Погребально-поминальный комплекс, мавзолей цинь шихуанди, мавзолей цао цао, переходный период, проблема "раннего средневековья"
Короткий адрес: https://sciup.org/147219069
IDR: 147219069
Текст научной статьи Изучение мавзолея Цао Цао: проблемы и перспективы
Эпоха перехода от Древности к Средневековью – один из самых сложных и слабо разработанных в хронологическом и культурно-генетическом плане временных периодов в истории Восточной и Центральной Азии, синхронный с эпохой Великого переселения народов, когда на открытых пространствах Евразийских степей заканчивают свое существование культуры ранних кочевников, происходит смена населения, и вектор этногенеза выводит на историческую арену предков современных популяций. Соответственно в значительной степени меняется тип памятников, фиксируемых археологией, и облик предметно-вещевого комплекса. Подобная картина характерна для поистине колоссальных территорий, для которых крайне важным оказывается решение проблем хронологического плана, определения направлений культурного и политического взаимодействия, заимствований в сфере мировоззрений, обрядовой практики и социальной атрибутики, решение которых невозможно без обращения к материалам цивилизационных центров (в первую очередь, собственно Китая). Подобная типологически близкая картина примерно в это же время складывается на другом полюсе трансконтинентального степного коридора – на границах и в сфере влия- ния быстро раскалывающейся Римской империи, что дает возможность для сопоставлений и изысканий методологического плана.

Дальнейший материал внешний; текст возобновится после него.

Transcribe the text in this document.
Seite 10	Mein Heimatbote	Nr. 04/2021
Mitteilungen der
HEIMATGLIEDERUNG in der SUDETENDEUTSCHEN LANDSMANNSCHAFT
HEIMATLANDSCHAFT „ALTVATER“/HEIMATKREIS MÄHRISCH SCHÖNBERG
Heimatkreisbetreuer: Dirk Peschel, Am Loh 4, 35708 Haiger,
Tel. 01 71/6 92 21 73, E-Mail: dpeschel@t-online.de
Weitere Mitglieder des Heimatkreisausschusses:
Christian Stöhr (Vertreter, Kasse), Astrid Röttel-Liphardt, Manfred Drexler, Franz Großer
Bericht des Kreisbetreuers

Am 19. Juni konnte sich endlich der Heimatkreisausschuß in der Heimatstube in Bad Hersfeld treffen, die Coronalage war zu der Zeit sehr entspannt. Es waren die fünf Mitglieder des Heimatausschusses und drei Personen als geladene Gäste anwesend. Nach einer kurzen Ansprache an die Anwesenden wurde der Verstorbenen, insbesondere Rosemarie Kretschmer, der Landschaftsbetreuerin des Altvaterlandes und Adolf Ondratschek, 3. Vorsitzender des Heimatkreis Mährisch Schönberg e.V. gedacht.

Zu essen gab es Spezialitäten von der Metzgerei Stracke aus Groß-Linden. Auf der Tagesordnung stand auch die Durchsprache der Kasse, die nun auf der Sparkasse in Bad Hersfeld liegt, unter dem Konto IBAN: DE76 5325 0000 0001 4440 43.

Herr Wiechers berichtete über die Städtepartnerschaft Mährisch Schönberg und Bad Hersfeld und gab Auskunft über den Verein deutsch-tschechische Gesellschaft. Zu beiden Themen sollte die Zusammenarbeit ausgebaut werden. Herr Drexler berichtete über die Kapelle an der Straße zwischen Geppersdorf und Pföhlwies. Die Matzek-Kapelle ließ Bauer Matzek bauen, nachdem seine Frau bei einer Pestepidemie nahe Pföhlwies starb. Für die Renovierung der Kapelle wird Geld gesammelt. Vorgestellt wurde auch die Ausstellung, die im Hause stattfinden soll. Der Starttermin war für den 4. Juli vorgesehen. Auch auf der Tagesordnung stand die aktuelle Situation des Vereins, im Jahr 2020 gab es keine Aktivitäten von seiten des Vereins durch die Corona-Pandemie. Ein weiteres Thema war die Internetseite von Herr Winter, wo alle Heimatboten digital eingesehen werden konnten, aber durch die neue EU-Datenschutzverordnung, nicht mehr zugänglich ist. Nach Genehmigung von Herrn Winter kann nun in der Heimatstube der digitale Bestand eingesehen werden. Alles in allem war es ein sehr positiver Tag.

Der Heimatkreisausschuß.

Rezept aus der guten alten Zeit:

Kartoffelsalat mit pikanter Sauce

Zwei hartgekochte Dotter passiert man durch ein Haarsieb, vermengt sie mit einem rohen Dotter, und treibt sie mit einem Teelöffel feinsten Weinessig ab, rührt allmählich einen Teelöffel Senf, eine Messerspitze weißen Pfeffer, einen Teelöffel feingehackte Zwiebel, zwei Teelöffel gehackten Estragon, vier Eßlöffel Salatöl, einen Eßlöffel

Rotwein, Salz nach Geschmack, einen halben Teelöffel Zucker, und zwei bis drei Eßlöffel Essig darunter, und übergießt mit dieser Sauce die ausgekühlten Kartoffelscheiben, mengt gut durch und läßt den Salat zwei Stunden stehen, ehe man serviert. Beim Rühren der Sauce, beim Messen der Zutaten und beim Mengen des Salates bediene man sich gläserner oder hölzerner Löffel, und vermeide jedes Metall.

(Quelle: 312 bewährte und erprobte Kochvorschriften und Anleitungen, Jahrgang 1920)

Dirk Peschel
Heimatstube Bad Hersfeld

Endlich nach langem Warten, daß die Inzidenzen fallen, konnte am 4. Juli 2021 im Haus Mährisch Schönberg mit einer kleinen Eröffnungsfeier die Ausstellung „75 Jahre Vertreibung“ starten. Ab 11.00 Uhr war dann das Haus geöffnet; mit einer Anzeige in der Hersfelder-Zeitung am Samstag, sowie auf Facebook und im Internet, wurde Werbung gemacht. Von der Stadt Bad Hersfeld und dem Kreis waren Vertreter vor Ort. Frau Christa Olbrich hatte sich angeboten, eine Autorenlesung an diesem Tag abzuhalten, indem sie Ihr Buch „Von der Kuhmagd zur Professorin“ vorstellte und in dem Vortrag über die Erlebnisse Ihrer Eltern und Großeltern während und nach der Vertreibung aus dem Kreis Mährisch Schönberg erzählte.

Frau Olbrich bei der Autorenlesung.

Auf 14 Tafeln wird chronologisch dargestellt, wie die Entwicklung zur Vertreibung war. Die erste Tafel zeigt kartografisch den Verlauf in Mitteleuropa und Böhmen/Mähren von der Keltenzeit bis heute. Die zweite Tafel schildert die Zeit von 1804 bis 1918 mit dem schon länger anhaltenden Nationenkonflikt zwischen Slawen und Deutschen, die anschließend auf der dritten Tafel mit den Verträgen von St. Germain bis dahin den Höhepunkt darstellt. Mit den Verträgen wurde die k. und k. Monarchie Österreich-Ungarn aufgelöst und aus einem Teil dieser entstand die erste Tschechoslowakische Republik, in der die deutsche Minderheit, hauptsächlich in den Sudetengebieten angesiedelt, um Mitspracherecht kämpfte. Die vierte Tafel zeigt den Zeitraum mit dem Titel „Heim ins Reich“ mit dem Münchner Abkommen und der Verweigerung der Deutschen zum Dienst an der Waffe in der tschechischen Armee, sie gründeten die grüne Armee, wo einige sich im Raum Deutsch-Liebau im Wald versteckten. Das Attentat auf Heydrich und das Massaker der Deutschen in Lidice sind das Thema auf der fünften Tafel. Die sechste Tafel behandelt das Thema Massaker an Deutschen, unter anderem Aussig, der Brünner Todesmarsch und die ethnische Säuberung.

Актуальность «проблемы перехода» (от одной эпохи к другой) определяется также относительно слабой изученностью данного (переходного) периода в археологии Китая и сопредельных регионов, связанного с миграцией хуннуских, сяньбэйских, жунских племен, и действительно «смутным» последующим временем, что, в свою очередь, обусловлено массовыми подвижками и глобальными переменами в этнокультурной картине всего Евразийского региона. Сложность и дискуссионность этой хронологии усугубляется неразработанностью самого понятия «переходный период» между Древностью и Средневековьем для отечественной археологии Северной и Центральной Азии. В ходе непрекращающихся дискуссий о происхождении и хронологии местных раннесредневековых культур отправной (хотя и очень относительной и неустойчивой) точкой для построения локальных и даже более претенциозных культурно-хронологических схем, выходящих далеко за пределы региона, служит комплекс вооружения, когда нередко отдельными исследователями меняются не только более или менее устоявшиеся хронологические реперы, но и направления (и даже места возникновения) технических инноваций. В силу сложившихся причин юго-восточные параллели для многих отечественных исследователей, как правило, ограничиваются слабо документированными иллюстрациями из китайских археологических каталогов и популярных изданий, без надежной интерпретации, в том числе привязки к памятнику и хронологической шкале. Без привлечения материалов Северного (в широком смысле) Китая решение основного спектра проблем переходного периода остается ущербным, помимо прочего, еще и потому, что не позволяет определить пути распространения инноваций, как в широтном, так и в меридиональном направлениях.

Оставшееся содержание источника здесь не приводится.